Ad Haiti gli scioperi e le violente proteste proseguono contro questa violazione della democrazia e dei diritti fondamentali dell’uomo. La corruzione tocca anche il mercato e l’economia, e la politica è inesistente. A ciò si aggiunge la svalutazione della moneta haitiana, che ha perso un terzo del suo valore con un’inflazione del 20%. Si scende in piazza perché è l’unica arma da usare contro la mancanza di carburante, lavoro e servizi primari e per ottenere un cambiamento radicale, impedito negli anni dalla forza decisionale delle élite e della politica anglofona e francofona, che non si è mai seriamente impegnata per risolvere la crisi.
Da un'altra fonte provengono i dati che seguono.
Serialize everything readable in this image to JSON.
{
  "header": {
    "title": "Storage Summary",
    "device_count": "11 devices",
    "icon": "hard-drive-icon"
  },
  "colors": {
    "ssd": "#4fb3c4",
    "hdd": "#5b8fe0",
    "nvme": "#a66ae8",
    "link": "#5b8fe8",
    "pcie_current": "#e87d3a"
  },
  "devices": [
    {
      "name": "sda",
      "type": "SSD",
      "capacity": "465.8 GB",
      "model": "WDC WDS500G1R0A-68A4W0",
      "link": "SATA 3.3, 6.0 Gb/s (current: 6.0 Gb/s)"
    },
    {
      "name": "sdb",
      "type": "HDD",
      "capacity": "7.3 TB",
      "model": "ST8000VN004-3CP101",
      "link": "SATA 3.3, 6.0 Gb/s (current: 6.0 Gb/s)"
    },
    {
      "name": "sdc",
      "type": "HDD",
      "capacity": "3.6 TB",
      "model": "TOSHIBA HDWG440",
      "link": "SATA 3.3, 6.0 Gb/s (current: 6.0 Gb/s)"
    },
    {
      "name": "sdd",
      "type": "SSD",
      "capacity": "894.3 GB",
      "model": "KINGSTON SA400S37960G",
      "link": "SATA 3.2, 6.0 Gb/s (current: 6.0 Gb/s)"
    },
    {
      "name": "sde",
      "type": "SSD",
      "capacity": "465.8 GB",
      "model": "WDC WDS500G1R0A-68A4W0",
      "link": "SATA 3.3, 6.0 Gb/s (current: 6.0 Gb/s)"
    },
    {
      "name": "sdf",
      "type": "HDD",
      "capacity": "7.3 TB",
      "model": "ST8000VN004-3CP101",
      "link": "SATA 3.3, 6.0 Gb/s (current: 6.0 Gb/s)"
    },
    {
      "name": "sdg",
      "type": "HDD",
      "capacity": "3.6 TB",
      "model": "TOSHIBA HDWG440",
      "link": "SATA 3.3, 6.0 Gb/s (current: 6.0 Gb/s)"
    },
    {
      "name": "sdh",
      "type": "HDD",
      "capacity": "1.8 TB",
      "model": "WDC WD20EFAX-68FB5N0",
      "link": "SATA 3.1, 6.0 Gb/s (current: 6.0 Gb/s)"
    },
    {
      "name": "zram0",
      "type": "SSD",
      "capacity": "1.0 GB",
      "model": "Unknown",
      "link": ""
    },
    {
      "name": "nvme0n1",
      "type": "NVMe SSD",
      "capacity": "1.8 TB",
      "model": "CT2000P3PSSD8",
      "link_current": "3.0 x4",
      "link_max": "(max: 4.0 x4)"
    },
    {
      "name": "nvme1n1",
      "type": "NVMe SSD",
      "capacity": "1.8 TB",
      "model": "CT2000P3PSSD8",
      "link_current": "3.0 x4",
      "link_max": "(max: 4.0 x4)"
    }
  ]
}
In un Paese dove l’80% della popolazione vive con meno di un dollaro al giorno, o poco meno, e dove è in atto una crisi umanitaria, che la si voglia vedere o no.
Anche a Jérémie, piccolo paese sul Mar dei Caraibi lontanissimo dai riflettori del turismo di massa della vicina Repubblica Domenicana, le manifestazioni continuano e paralizzano le attività pubbliche. Le scuole sono chiuse e la polizia fatica a tener il controllo. E la missione di Padre Massimo e dei camilliani è costretta a fermarsi per mancanza di materiale, interrompendo temporaneamente il cantiere dell’ospedale per la cura delle lesioni cutanee Saint Camille e i lavori di riabilitazione di alcune case rurali del progetto “Lakay se lavi” (“La casa è vita”), un progetto di ricostruzione di case contadine e strutture comunitarie distrutte dal passaggio dell’uragano Matthew. Il lavoro quotidiano di soccorso è svolto principalmente da parte di fondazioni benefiche, volontari e associazioni umanitarie come Medici Senza Frontiere che ha appena aperto, nell’area di Tabarre a Port-au-Prince, un nuovo ospedale traumatologico per le lesioni più gravi causate dalla violenza di queste continue repressioni a causa dell’assenza di un sistema pubblico in ogni settore. In questa crisi socio-economica Haiti è un Paese sostenuto per lo più da soldi derivanti da donazioni e raccolti con fatica.